水中から地上へそして空中へ飛び立つ人生を

見返り

2008-01-03 08:39:25 | weblog
明けましておめでとうございます。
消えた年金から食品偽装、政官業界の疑惑、おぞましい殺傷事件に明け暮れた年も大晦日の大雪とともにイノシシからネズミにバトンタッチされた。年末から年始にかけてなんの変化もなく時間は刻んで行くだけなのに、それでも改まって神に願い事をし良い年であれかしと手を合わせる。「月日は百代の過客」といわれる一過性の時間に節目をつけて気持ちも新たに祈りをするのは、人間の力ではどうにもならないものをなにかに頼り助けてもらおうとする霊長類の考えた知恵だろうか。
運命は衣・食・住。チャンスは人・金・物・情報だとすれば、今の世の中あまりにも快楽主義、刹那主義、拝金主義が横行して味気ない人間関係を生み、これが秩序を乱し経済を混乱させ果ては戦争・自然破壊へと愚かな道を歩みつつある。
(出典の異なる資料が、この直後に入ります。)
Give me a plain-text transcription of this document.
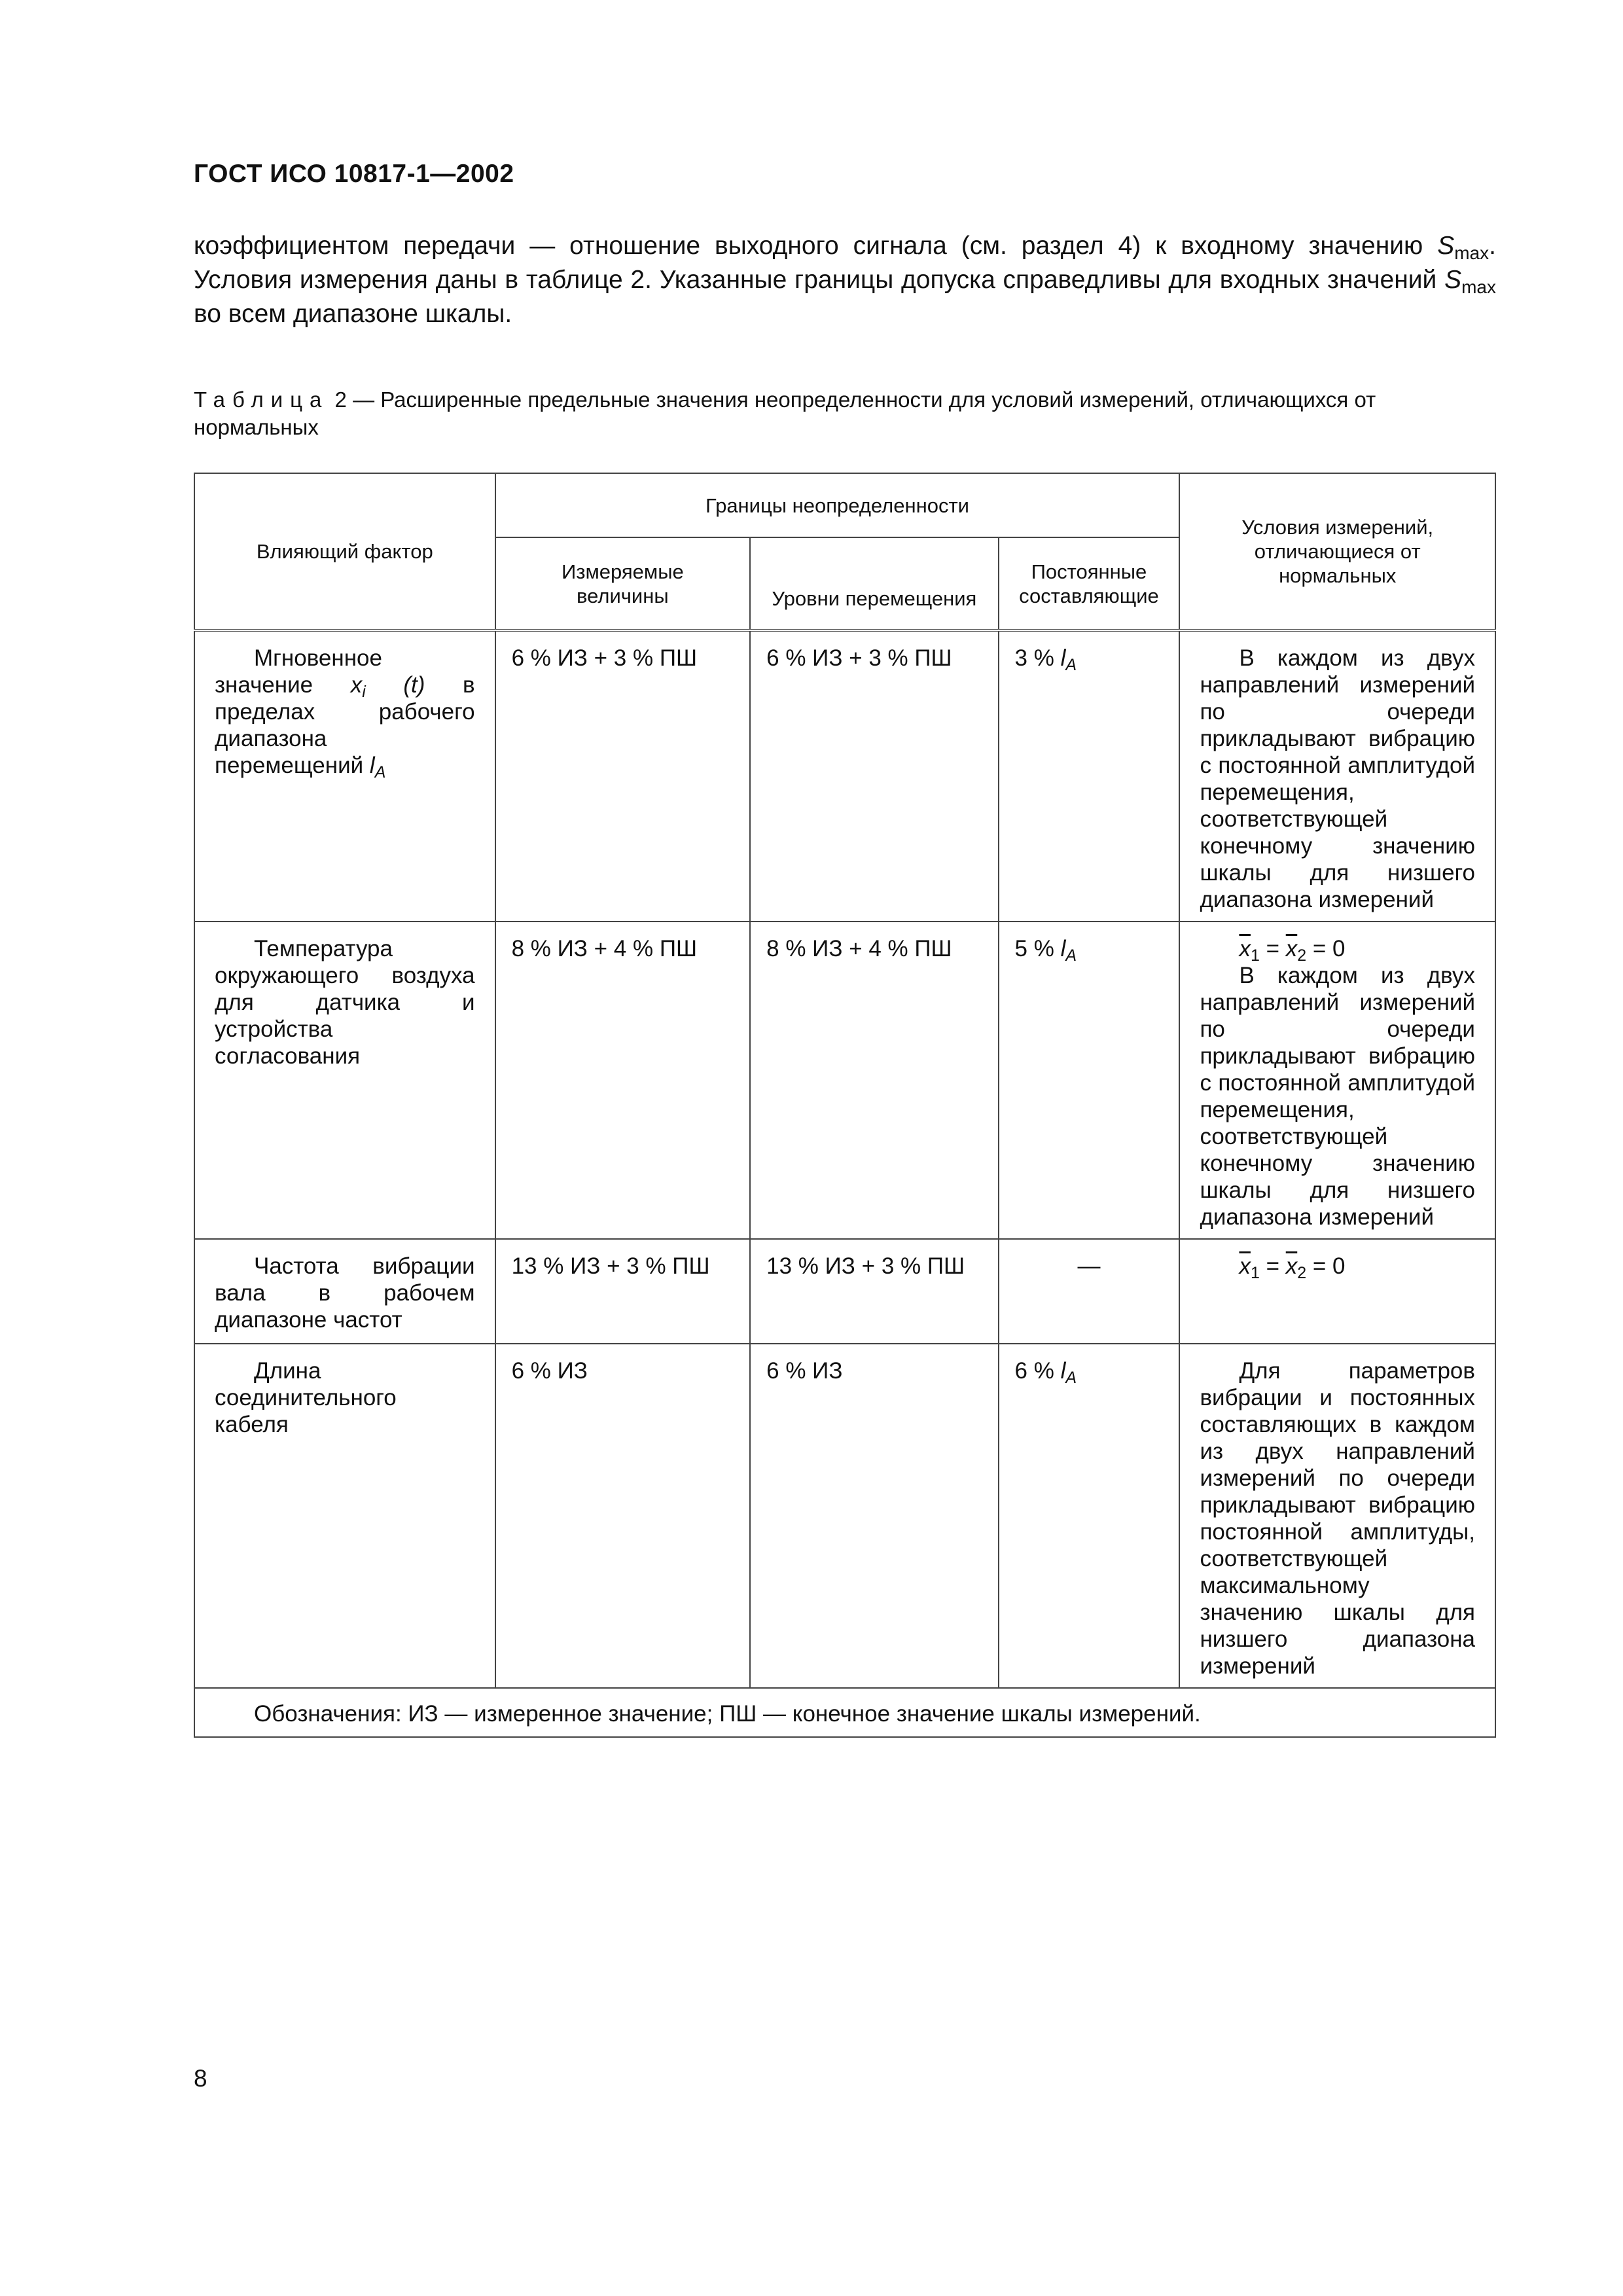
ГОСТ ИСО 10817-1—2002
коэффициентом передачи — отношение выходного сигнала (см. раздел 4) к входному значению $S_{max}$. Условия измерения даны в таблице 2. Указанные границы допуска справедливы для входных значений $S_{max}$ во всем диапазоне шкалы.
Таблица 2 — Расширенные предельные значения неопределенности для условий измерений, отличающихся от нормальных
Влияющий фактор	Границы неопределенности			Условия измерений, отличающиеся от нормальных
	Измеряемые величины	Уровни перемещения	Постоянные составляющие	
Мгновенное значение $x_i$ (t) в пределах рабочего диапазона перемещений $l_A$	6 % ИЗ + 3 % ПШ	6 % ИЗ + 3 % ПШ	3 % $l_A$	В каждом из двух направлений измерений по очереди прикладывают вибрацию с постоянной амплитудой перемещения, соответствующей конечному значению шкалы для низшего диапазона измерений

Температура окружающего воздуха для датчика и устройства согласования	8 % ИЗ + 4 % ПШ	8 % ИЗ + 4 % ПШ	5 % $l_A$	$\overline{x}_1 = \overline{x}_2 = 0$
В каждом из двух направлений измерений по очереди прикладывают вибрацию с постоянной амплитудой перемещения, соответствующей конечному значению шкалы для низшего диапазона измерений

Частота вибрации вала в рабочем диапазоне частот	13 % ИЗ + 3 % ПШ	13 % ИЗ + 3 % ПШ	—	$\overline{x}_1 = \overline{x}_2 = 0$

Длина соединительного кабеля	6 % ИЗ	6 % ИЗ	6 % $l_A$	Для параметров вибрации и постоянных составляющих в каждом из двух направлений измерений по очереди прикладывают вибрацию постоянной амплитуды, соответствующей максимальному значению шкалы для низшего диапазона измерений

Обозначения: ИЗ — измеренное значение; ПШ — конечное значение шкалы измерений.				
8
「豊かな生活のためのシステムや道具は、人間から情感を奪っていく」という阿久悠氏のことばも素直にうなずける。
防衛省疑惑は、その立場を利用した次官が欲望の赴くまま見返り(反対給付)を求めたことが原因で人間の欲に対する弱さを露呈したものだ。小額のお賽銭を上げて神に願い事の見返りを一方的に求めるのであれば、まずは自ら目的達成の努力をし健康で生きられたことへの感謝の気持ちを表すことが大前提となる。毎日食べ、眠り、運動できるそんな普通の単純なことがどれほど幸せなことか。現役の頃には考えてもみなかったことが、気がつけばこんなにも大切なことであることを感ずる歳となった。年頭にあたり天の恵みである現在の境遇に感謝しながら高望みをせず家族全員の健康を願い産土神社を後にした。